Tull and Montwillo had formed a new company for the new dolls, a partnership that was converted into a limited liability company of which both were managing members. Tull was in charge of business affairs, sales, distribution and manufacturing. Montwillo was in charge of design and advertising of the product line, including product design and packaging. Upon dissolution of the company (triggered by Montwillo’s personal bankruptcy), Tull claimed to own the copyrights in the five dolls created by Montwillo for the new business as satisfaction of a company debt owed to him. Montwillo claimed that he was the owner of the copyrights in the doll designs.

The district court’s decision on summary judgment is most remarkable for the weakness of the advocacy and reasoning. The court held that the doll designs were not works made for hire under Section 101 of the Copyright Act, which defines a work made for hire as “a work prepared by an employee within the scope of his or her employment.” (Emphasis in decision). Tull admitted in a Request for Admission that Montwillo “was never an employee” of the company. The court therefore stated, “Here, it is undisputed that plaintiff was not an ’employee’ of [the company]. Defendants have not cited any cases applying the ‘work for hire’ doctrine to a non-employee, and the Court is not aware of any such authority. In the absence of any such authority, and because the statute defines a ‘work for hire’ as ‘a work prepared by an employee . . . ‘, the Court finds that the ‘work for hire’ doctrine is inapplicable.” Note that the Court doesn’t even get the name of the doctrine right; it is correctly “work made for hire,” not “work for hire.”

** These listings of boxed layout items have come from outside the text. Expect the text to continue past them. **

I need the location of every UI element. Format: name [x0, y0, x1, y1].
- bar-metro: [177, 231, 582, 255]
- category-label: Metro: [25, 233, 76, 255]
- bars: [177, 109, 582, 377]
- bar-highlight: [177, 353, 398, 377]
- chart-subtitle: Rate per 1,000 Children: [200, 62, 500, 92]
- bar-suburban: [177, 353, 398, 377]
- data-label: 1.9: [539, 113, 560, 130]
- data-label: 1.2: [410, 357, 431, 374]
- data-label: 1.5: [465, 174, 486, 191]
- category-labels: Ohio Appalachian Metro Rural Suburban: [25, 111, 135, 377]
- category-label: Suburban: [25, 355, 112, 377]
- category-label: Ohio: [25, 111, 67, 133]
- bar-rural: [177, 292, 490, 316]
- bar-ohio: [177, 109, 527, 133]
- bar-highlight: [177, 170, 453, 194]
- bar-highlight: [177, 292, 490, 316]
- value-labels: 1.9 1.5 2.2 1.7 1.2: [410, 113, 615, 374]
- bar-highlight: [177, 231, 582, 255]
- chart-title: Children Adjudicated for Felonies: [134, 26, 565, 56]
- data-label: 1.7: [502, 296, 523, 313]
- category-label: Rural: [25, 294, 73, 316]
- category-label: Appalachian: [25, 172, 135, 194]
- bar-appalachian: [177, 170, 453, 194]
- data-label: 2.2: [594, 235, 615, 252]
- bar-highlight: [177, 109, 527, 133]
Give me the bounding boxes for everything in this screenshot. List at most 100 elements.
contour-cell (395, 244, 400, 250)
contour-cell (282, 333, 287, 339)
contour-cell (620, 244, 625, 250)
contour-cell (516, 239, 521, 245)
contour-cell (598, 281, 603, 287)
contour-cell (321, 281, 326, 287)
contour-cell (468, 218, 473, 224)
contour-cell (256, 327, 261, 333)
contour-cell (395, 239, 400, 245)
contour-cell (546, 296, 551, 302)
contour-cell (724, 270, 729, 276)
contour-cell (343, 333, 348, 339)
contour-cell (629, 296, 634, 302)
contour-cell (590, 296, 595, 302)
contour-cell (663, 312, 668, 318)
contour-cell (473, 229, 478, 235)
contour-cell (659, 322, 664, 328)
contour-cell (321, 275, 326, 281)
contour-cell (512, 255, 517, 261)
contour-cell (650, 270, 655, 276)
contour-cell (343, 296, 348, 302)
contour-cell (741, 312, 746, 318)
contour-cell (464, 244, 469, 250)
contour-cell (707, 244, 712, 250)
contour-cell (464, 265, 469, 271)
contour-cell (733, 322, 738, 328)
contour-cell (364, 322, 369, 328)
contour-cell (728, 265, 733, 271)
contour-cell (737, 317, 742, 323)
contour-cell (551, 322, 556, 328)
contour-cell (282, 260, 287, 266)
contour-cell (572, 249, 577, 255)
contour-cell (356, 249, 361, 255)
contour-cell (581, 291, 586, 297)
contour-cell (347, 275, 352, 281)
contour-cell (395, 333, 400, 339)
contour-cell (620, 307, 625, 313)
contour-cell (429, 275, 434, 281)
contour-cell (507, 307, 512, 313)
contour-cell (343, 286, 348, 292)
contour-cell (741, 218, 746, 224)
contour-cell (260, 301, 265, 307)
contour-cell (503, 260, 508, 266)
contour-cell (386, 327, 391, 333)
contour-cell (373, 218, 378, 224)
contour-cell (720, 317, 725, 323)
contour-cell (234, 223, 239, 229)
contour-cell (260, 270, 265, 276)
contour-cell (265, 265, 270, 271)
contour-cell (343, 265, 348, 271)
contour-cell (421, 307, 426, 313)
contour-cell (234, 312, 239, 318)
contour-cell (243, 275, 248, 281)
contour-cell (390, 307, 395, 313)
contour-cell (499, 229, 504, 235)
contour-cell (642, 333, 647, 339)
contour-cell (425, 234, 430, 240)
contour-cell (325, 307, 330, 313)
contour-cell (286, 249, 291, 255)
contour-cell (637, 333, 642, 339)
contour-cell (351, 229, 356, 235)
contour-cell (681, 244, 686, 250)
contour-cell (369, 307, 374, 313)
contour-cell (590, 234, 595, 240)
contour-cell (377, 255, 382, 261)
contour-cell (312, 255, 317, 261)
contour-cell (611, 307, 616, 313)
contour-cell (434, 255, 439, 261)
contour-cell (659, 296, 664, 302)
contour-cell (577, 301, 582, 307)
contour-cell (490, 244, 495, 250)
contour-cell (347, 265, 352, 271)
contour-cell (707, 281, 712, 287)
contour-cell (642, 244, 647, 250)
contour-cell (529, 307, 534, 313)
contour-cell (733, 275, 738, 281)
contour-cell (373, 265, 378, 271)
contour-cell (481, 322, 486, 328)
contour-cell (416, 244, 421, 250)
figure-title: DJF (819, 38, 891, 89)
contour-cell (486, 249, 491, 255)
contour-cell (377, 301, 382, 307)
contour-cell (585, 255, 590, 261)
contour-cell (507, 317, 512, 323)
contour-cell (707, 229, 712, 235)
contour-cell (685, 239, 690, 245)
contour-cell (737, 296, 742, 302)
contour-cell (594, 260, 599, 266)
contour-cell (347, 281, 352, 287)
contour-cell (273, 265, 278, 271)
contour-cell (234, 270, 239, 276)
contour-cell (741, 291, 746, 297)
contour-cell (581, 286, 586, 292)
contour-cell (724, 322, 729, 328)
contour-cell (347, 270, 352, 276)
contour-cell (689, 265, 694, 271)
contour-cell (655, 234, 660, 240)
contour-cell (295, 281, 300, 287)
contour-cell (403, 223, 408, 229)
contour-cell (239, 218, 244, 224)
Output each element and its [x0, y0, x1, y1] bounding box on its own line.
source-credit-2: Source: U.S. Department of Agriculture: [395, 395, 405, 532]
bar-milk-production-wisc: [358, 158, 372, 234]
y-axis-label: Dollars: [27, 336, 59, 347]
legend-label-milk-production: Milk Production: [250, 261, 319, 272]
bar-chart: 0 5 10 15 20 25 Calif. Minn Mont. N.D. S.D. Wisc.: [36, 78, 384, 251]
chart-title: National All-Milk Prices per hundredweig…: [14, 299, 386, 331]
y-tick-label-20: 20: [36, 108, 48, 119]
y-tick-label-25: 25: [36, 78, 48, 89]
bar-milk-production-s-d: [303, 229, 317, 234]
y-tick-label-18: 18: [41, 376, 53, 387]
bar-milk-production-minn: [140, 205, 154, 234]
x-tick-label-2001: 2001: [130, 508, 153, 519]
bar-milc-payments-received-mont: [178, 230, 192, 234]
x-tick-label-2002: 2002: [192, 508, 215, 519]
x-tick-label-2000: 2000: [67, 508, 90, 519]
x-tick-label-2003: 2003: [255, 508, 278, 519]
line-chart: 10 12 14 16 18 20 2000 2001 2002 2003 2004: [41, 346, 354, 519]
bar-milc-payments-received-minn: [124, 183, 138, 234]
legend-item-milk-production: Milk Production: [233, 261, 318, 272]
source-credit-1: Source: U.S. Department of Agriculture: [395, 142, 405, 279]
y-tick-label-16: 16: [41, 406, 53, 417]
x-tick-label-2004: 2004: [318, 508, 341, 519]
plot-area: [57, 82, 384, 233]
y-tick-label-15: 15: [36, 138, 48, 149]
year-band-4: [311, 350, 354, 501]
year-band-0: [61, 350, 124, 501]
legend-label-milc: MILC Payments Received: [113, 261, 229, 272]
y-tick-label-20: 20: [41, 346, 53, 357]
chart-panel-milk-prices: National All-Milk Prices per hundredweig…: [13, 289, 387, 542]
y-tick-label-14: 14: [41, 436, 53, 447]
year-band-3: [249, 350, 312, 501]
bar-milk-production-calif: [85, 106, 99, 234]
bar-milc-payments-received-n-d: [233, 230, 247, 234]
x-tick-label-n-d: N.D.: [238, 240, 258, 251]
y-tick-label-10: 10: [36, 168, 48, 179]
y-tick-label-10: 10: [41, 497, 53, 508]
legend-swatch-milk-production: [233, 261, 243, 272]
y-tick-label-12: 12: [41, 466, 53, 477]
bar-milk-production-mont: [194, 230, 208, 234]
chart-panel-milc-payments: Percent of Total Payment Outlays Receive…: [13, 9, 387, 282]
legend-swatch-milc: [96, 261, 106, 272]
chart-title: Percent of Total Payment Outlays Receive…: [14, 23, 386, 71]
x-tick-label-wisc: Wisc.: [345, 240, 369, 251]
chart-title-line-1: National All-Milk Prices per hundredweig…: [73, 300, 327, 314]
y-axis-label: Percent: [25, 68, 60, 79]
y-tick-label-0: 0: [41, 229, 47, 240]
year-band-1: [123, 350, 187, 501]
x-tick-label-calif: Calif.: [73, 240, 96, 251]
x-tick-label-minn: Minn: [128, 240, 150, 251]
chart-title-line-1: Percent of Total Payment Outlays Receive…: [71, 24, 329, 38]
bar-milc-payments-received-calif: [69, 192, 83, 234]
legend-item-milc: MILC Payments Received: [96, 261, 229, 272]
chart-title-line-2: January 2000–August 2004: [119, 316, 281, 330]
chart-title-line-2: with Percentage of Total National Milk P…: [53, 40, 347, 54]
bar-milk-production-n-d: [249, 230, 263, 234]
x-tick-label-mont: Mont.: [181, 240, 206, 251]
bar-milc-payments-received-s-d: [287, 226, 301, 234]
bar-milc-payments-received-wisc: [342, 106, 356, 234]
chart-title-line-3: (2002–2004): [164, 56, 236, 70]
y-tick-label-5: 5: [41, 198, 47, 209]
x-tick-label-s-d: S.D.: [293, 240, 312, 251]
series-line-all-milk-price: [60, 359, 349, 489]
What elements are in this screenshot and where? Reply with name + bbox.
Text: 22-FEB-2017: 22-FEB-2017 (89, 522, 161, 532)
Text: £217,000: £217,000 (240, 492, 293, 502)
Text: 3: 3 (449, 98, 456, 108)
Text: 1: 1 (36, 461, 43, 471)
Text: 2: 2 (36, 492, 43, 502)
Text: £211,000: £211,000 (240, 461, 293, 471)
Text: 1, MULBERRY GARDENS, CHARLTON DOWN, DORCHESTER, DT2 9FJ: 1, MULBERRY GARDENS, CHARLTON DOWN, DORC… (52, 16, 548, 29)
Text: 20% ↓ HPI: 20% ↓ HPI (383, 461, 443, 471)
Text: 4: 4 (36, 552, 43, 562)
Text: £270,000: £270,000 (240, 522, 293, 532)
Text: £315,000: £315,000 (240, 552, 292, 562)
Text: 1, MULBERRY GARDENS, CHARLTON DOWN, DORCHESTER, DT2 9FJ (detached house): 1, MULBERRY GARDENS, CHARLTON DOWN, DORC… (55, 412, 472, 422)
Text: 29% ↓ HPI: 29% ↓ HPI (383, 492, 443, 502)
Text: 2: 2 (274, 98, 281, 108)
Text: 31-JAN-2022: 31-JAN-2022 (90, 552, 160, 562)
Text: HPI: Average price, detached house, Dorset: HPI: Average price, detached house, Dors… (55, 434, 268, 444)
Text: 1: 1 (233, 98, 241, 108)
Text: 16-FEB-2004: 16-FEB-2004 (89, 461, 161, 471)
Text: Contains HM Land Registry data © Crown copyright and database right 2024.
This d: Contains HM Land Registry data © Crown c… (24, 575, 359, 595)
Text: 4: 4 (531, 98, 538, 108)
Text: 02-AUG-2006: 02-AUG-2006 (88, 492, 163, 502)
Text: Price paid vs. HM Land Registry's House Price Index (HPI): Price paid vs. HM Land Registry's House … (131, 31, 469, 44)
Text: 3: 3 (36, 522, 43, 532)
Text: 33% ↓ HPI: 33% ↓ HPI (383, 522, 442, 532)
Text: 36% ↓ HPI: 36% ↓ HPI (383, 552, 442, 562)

The reasoning is nonsensical; of course one would not apply a statute about an employee to a non-employee, but the question is “what is an employee?” The Court and the parties must not have searched very hard to have missed the Supreme Court’s authority on this very point in Community for Creative Non-Violence v. Reid, 490 U.S. 730 (1989). CCNV held that whether a person is an employee is a matter of the common law of agency, with 13 factors to consider. Surely a managing member of a limited liability company whose responsibility was the design of the dolls might fall into the “employee” category as defined by CCNV, or at least Tull deserved a passing mention of the 13 factors in the decision. Indeed there was his admission that Montwillo was not an employee, but Montwillo had also stated in his bankruptcy petition that he did not own any “patents, copyrights, [or] other intellectual property,” and he had designed the packaging for the dolls that listed the LLC, not himself, as the copyright owner in the copyright notice. Certainly whether the dolls were works made for hire could not be so easily decided on summary judgment.

Case is Montwillo v. Tull, 2008 WL 2264574, No. C 07-3947 SI (N.D.Cal. June 2, 2008).